Он полез в карман пиджака, вынул из него маленькую продолговатую коробочку, и швырнул на кровать. Юля замерла на мгновение, а потом ее рука осторожно потянулась к коробочке. Открыв ее, она тихо ахнула. На темно-синем бархате уютно покоилось крохотное колье с бриллиантом, источавшим такой до боли знакомый, ласкающий душу блеск. Да, за бриллианты Юля готова была себя продать. В глазах ее непроизвольно появился хищный блеск, и она тут же забыла обо всем на свете. Единственное, что ее сейчас интересовало, это как оно будет смотреться на ее прелестной шейке. Как будто ничего особенного сейчас не произошло. Как будто на ее глазах не унесли живого человека, опоенного ее собственными руками, унесли, чтобы убивать.
Олег молча, исподлобья смотрел на нее, на детскую радость, написанную на ее лице, и тихо удивлялся. Даже ему, прожженному и бывалому, сейчас очень хотелось выпить стопку-другую водки. А она просто забыла. И в душе его что-то негромко ухнуло, всхлипнуло, передернулось от отвращения.
Глава 7
Первое, что Мамай помнил, был жуткий холод от ледяной воды. И еще сильный удар головой. В мозгу звучала непонятная симфония, состоящая из тысячи душераздирающих криков, которые будили его, вырывая из пучины сна. Тело словно сковало невидимыми цепями, оно было абсолютно инертно и отказывалось слушаться. Мамай чувствовал, как что-то тяжелое тянет его ко дну. Уже не хватало воздуха, чтобы дышать. Мамай дернулся, пытаясь выплыть, но тяжесть, привязанная к ногам, тянула его вниз.
«Неужели все? Неужели я сейчас умру, утону как собака?» — мелькнула в его мозгу предательская мысль. Самый низкий, самый жалкий страх робко притаился в уголках всего тела и трясся, не рискуя вырваться на волю. Но именно этот страх пробудил в Мамае неведомую силу, которой наплевать было на ослабшие, одурманенные мышцы. Ярость и злость заставили выбраться на свет Божий всю силу воли Мамая. Он сгруппировался, нырнул на дно и одним движением перервал веревку, к которой был привязан камень. Кожа на ладонях лопнула, и вверх по воде поднялись полоски крови, словно маленькие проворные язычки пламени. Вместе с ними выплыл и сам Мамай.
Выбравшись на берег, он отыскал ближайшие кусты, залез внутрь и только тогда обессиленный повалился на землю, пытаясь восстановить дыхание. Тело полностью проснулось и теперь ломило от непонятной боли.
«Меня отравили» — всплыла в мозгу догадка, и Мамай в ярости заскрипел зубами.

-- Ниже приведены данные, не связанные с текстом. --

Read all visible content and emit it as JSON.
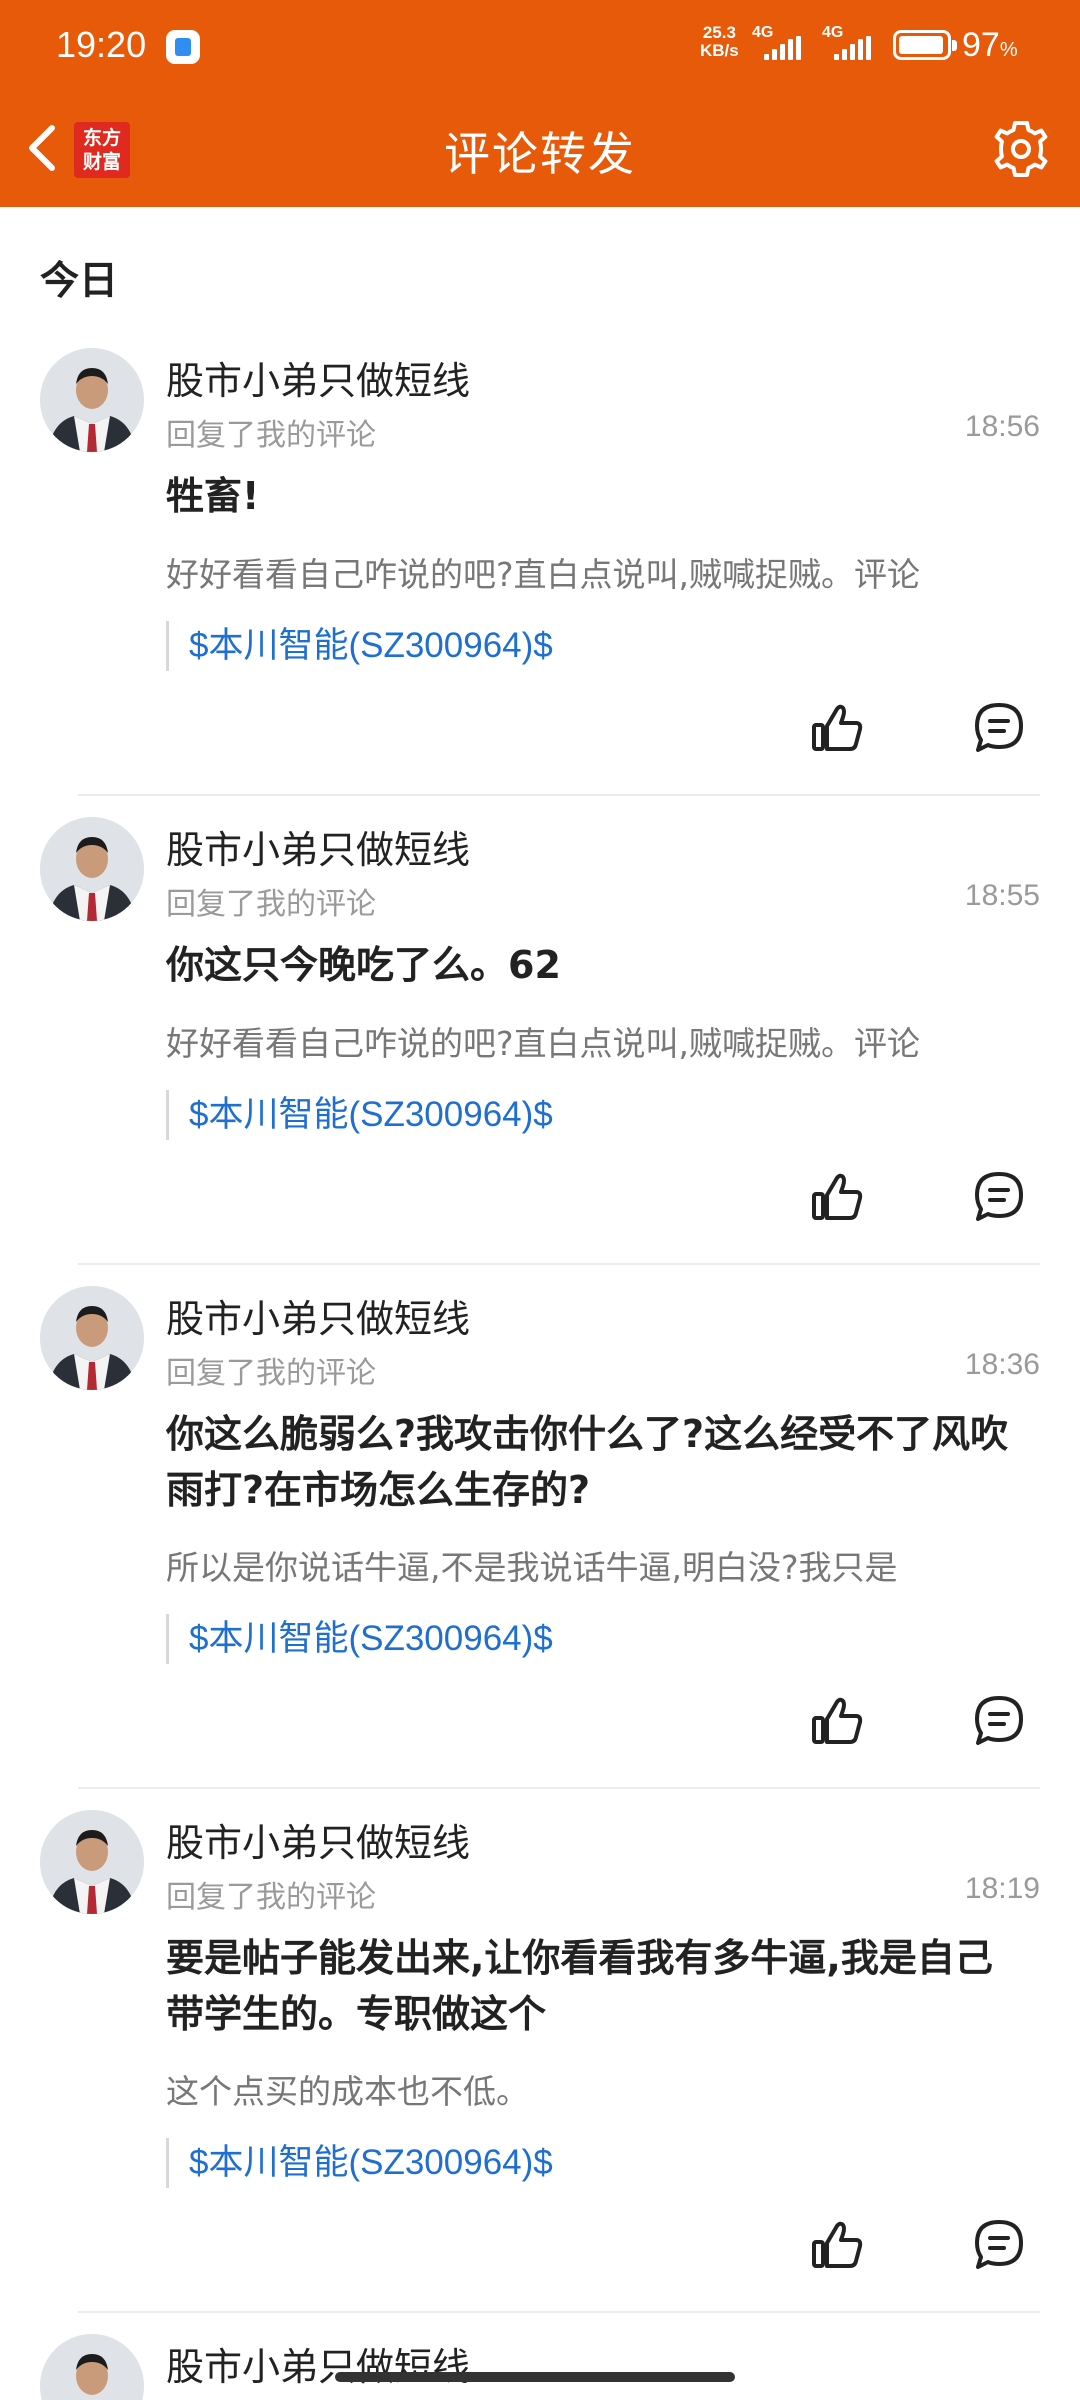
{
  "status_bar": {
    "time": "19:20",
    "net_speed_value": "25.3",
    "net_speed_unit": "KB/s",
    "sim1": "4G",
    "sim2": "4G",
    "battery_value": "97",
    "battery_unit": "%"
  },
  "header": {
    "logo_line1": "东方",
    "logo_line2": "财富",
    "title": "评论转发",
    "back_icon": "chevron-left-icon",
    "settings_icon": "gear-icon",
    "brand_color": "#E75A0A"
  },
  "section": {
    "label": "今日"
  },
  "items": [
    {
      "username": "股市小弟只做短线",
      "subtitle": "回复了我的评论",
      "time": "18:56",
      "content": "牲畜!",
      "quote": "好好看看自己咋说的吧?直白点说叫,贼喊捉贼。评论",
      "stock": "$本川智能(SZ300964)$"
    },
    {
      "username": "股市小弟只做短线",
      "subtitle": "回复了我的评论",
      "time": "18:55",
      "content": "你这只今晚吃了么。62",
      "quote": "好好看看自己咋说的吧?直白点说叫,贼喊捉贼。评论",
      "stock": "$本川智能(SZ300964)$"
    },
    {
      "username": "股市小弟只做短线",
      "subtitle": "回复了我的评论",
      "time": "18:36",
      "content": "你这么脆弱么?我攻击你什么了?这么经受不了风吹雨打?在市场怎么生存的?",
      "quote": "所以是你说话牛逼,不是我说话牛逼,明白没?我只是",
      "stock": "$本川智能(SZ300964)$"
    },
    {
      "username": "股市小弟只做短线",
      "subtitle": "回复了我的评论",
      "time": "18:19",
      "content": "要是帖子能发出来,让你看看我有多牛逼,我是自己带学生的。专职做这个",
      "quote": "这个点买的成本也不低。",
      "stock": "$本川智能(SZ300964)$"
    },
    {
      "username": "股市小弟只做短线"
    }
  ],
  "icons": {
    "like": "thumbs-up-icon",
    "comment": "comment-bubble-icon",
    "link_color": "#1F6FD1"
  }
}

Он попался, как последний дурак. Его обвели вокруг пальца самым простым, самым древним, как мир, способом. Хуже всего было то, что он, Мамай, даже не подозревал, что его можно подловить именно так. Банально, как в дешевом фильме. Видать слишком высоко он забрался, слишком привык надеяться на свои силу и авторитет. Забыл, что он обычный человек, которого можно уничтожить самым обычным способом. Кому теперь нужны его сила и власть, если он уже уничтожен.
Мамай вспоминал, как Тетерев поручал ему задание особой важности. Приказал схоронить так, чтоб никто и никогда не узнал даже о существовании этих материалов. Ни одна живая душа, вплоть до крайних мер, и выплыть наружу они могли бы лишь при непредвиденных обстоятельствах. Пока не настанет время действовать. Что ж, теперь оно уже не настанет. Кассета и материалы улетели прямо из горячих рук Мамая, и вряд ли уже представляют ценность для Тетерева.